Schools That Beat the Odds

Which schools significantly outperform what their students' family backgrounds would predict — and do the schools that beat G6 achievement expectations also add more G3→G6 growth than expected?

Raw achievement scores largely reflect the communities schools serve. A school in a high-income neighbourhood scoring 85% isn't necessarily "better" than one in a newcomer community scoring 55% — it may simply have more advantaged students. This page strips away the demographic signal and asks: once we account for socioeconomic context, which schools over- or underperform, and along which dimensions?
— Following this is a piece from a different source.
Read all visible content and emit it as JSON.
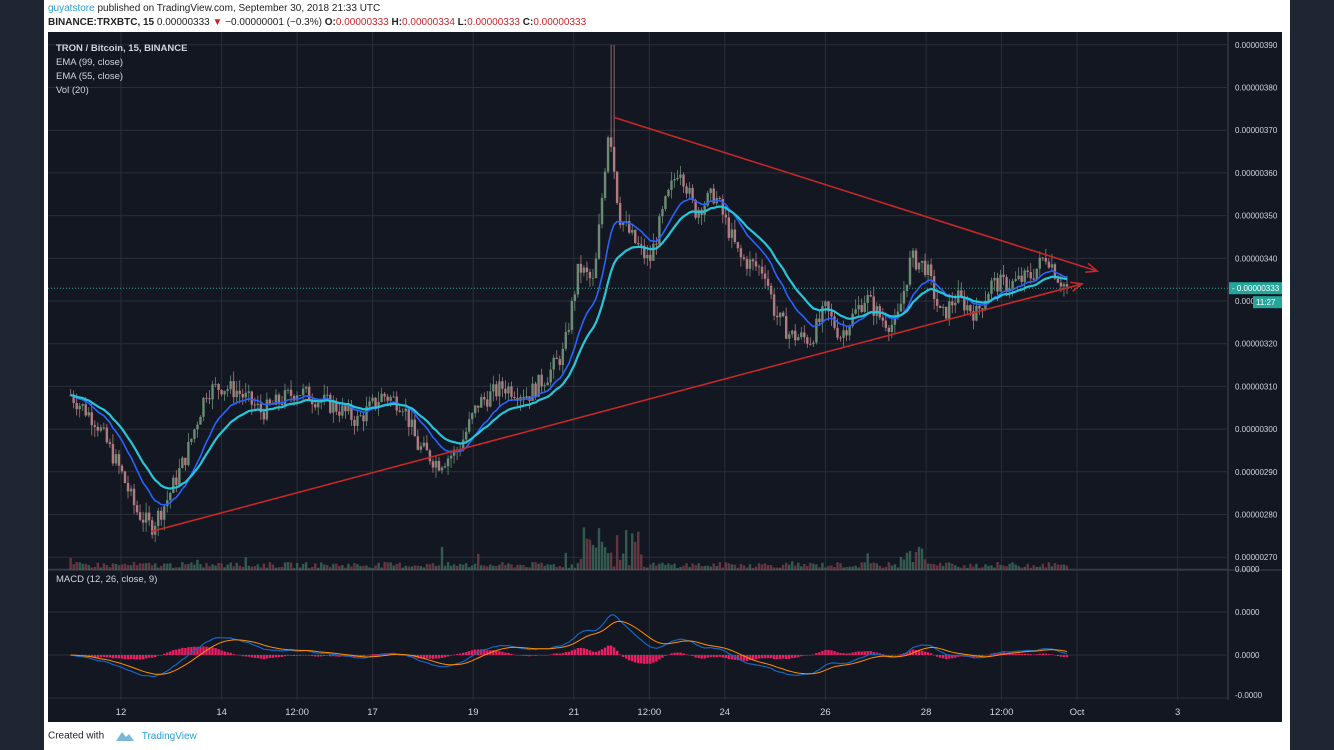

Two SES-adjusted dimensions. An OLS regression predicts each school's outcome from five demographic predictors drawn from the Ministry's School Information Finder: % low-income families, % parents without a post-secondary degree, % students whose first language isn't the language of instruction, % recent newcomers, and a language-of-instruction dummy (English vs French). Residuals — the gap between actual and predicted — measure contextually-adjusted performance. Both dimensions are standardised to SD units so they can be compared on the same scale.
Ecological inference. The demographics come from Ministry enrolment files matched across years; missing or mismatched years reduce coverage for some schools. The G3→G6 value-added is a school-level estimate — it captures "how well do students in this school's typical cohort progress?" not a direct student tracking. Treat individual school positions as indicative, not definitive.

Find a school


Two dimensions: G6 achievement vs. value-added

Quadrant breakdown


G3 vs. G6 achievement (both SES-adjusted)

Schools that outperform demographic expectations at G6 tend to do so at G3 as well — performance relative to context is largely persistent across grades. The high correlation here confirms a stable school-level effect rather than a grade-specific artefact.

Performance advantages persist across grades. r ≈ 0.59 between G3 and G6 SES-adjusted scores means that schools which outperform their demographic expectations at Grade 3 tend to do so at Grade 6 as well, though there is meaningful variation — roughly a third of the variance is grade-specific. The dashed 45° line shows where G3 and G6 advantages would be equal; the regression line sits close to it, indicating no systematic grade-level drift in the advantage.

Top outperformers: both dimensions above expectation

Schools in the "Beats both" quadrant, ranked by the sum of their G6 achievement and value-added z-scores, filtered to those with ≥ 15 average G6 students per year.


How to read this page

Concept What it means
SES-adjusted The demographic model predicts a school's expected score from five indicators. "SES-adjusted" = actual minus predicted.
SD units Residuals expressed in standard deviations. +1 SD ≈ top 16%; −1 SD ≈ bottom 16%.
G6 achievement (SES-adjusted) Beats the prediction for weighted-average G6 L3/4% across Reading, Writing, and Math (2023–25).
Value-added (SES-adjusted) Beats the prediction for Bayesian G3→G6 VA — a school whose students make more Grade 3→Grade 6 progress than other schools with similar demographics.
Beats both Top-right quadrant: above expectation on both attainment level and growth rate. These schools are not just serving advantaged students — they are adding value on top.
r ≈ 0.72 Strong-moderate correlation between the two measures. A school that beats G6 expectations tends to also add more VA than expected, but not always — the two capture different things.
Small school caution. Schools with fewer than 15 students per year are filtered out by default. Their residuals are noisy: a single cohort's fluctuation can look like a large over- or underperformance. Bayesian shrinkage already pulls VA estimates toward zero for small schools, but the WLS residuals are not shrunk. Use the filter slider to explore sensitivity.